CVE-2025-28938
No known patch is available for this vulnerability.
The affected plugin has been removed from the WordPress.org directory (reason: Security Issue), and no patched version is being distributed through the official directory. If you have the affected software installed, you should uninstall or replace it rather than wait for an update.
Description
The WP Performance Pack plugin for WordPress (up to 2.5.3) has a missing authorization vulnerability that could allow unauthenticated attackers to perform unauthorized actions.
AI Insight
LLM-synthesized narrative grounded in this CVE's description and references.
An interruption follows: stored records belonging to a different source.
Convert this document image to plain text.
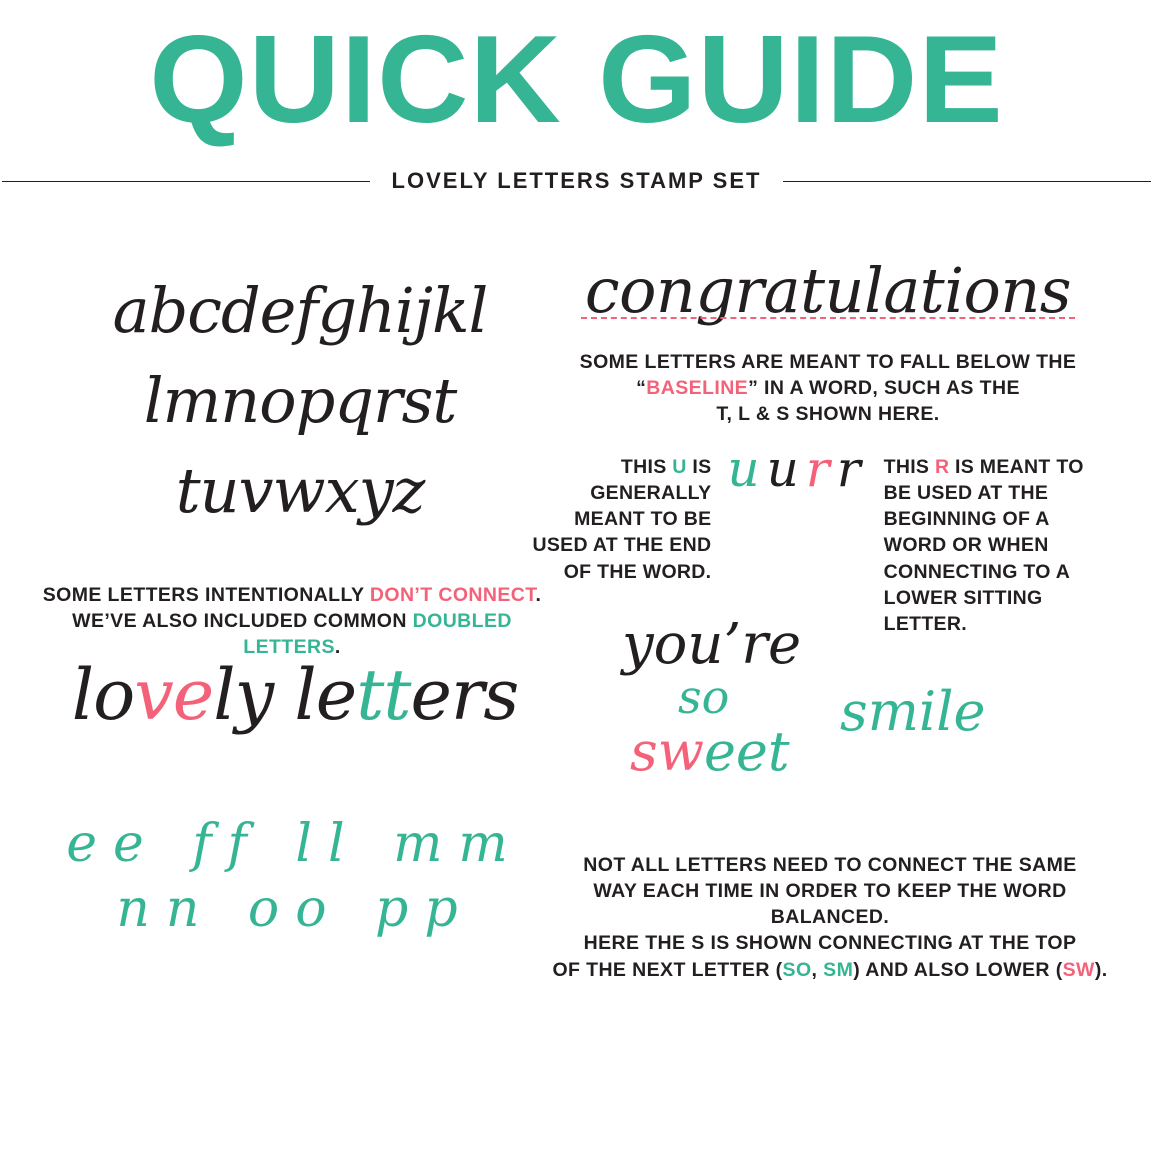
QUICK GUIDE
LOVELY LETTERS STAMP SET
abcdefghijkl
lmnopqrst
tuvwxyz
congratulations
SOME LETTERS ARE MEANT TO FALL BELOW THE
“BASELINE” IN A WORD, SUCH AS THE
T, L & S SHOWN HERE.
THIS U IS GENERALLY MEANT TO BE USED AT THE END OF THE WORD.
uurr THIS R IS MEANT TO BE USED AT THE BEGINNING OF A WORD OR WHEN CONNECTING TO A LOWER SITTING LETTER.
SOME LETTERS INTENTIONALLY DON’T CONNECT.
WE’VE ALSO INCLUDED COMMON DOUBLED LETTERS.
lovely letters
ee ff ll mm
nn oo pp
you’re
so
sweet
smile
NOT ALL LETTERS NEED TO CONNECT THE SAME
WAY EACH TIME IN ORDER TO KEEP THE WORD BALANCED.
HERE THE S IS SHOWN CONNECTING AT THE TOP
OF THE NEXT LETTER (SO, SM) AND ALSO LOWER (SW).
The WP Performance Pack plugin for WordPress (up to 2.5.3) has a missing authorization vulnerability that could allow unauthenticated attackers to perform unauthorized actions.
Vulnerability
Overview
The WP Performance Pack plugin for WordPress, versions up to and including 2.5.3, suffers from a missing authorization vulnerability. This flaw stems from incorrectly configured access control security levels, allowing functions that should require higher privileges to be executed without proper authentication or nonce checks [1].
Exploitation
An attacker can exploit this vulnerability without needing any prior authentication or elevated privileges. The missing authorization check means that any unauthenticated user can trigger actions that are normally restricted to administrators or other privileged roles. The reference notes that such vulnerabilities are commonly used in mass-exploit campaigns targeting thousands of websites [1].
Impact
Successful exploitation could allow an attacker to perform unauthorized actions within the WordPress installation, potentially leading to data modification, privilege escalation, or other malicious activities depending on the specific functions exposed. The CVSS score of 4.3 indicates a medium severity, but the ease of exploitation and potential for automated attacks increases the risk [1].
Mitigation
The vulnerability has been addressed in version 2.5.4 of the plugin. Users are strongly advised to update immediately. For those unable to update, consulting with a hosting provider or web developer is recommended. Patchstack users can enable auto-updates for vulnerable plugins to ensure timely patching [1].
AI Insight generated on May 20, 2026. Synthesized from this CVE's description and the cited reference URLs; citations are validated against the source bundle.
Affected products
1- Range: <=2.5.3
Patches
0wp-performance-packThis plugin has been removed from the WordPress.org directory on 2025-04-09 (reason: Security Issue). No patched version is being distributed through the official directory. Users who have it installed should uninstall it.
Source: api.wordpress.org · directory page
Vulnerability mechanics
AI mechanics synthesis has not run for this CVE yet.
References
1News mentions
0No linked articles in our index yet.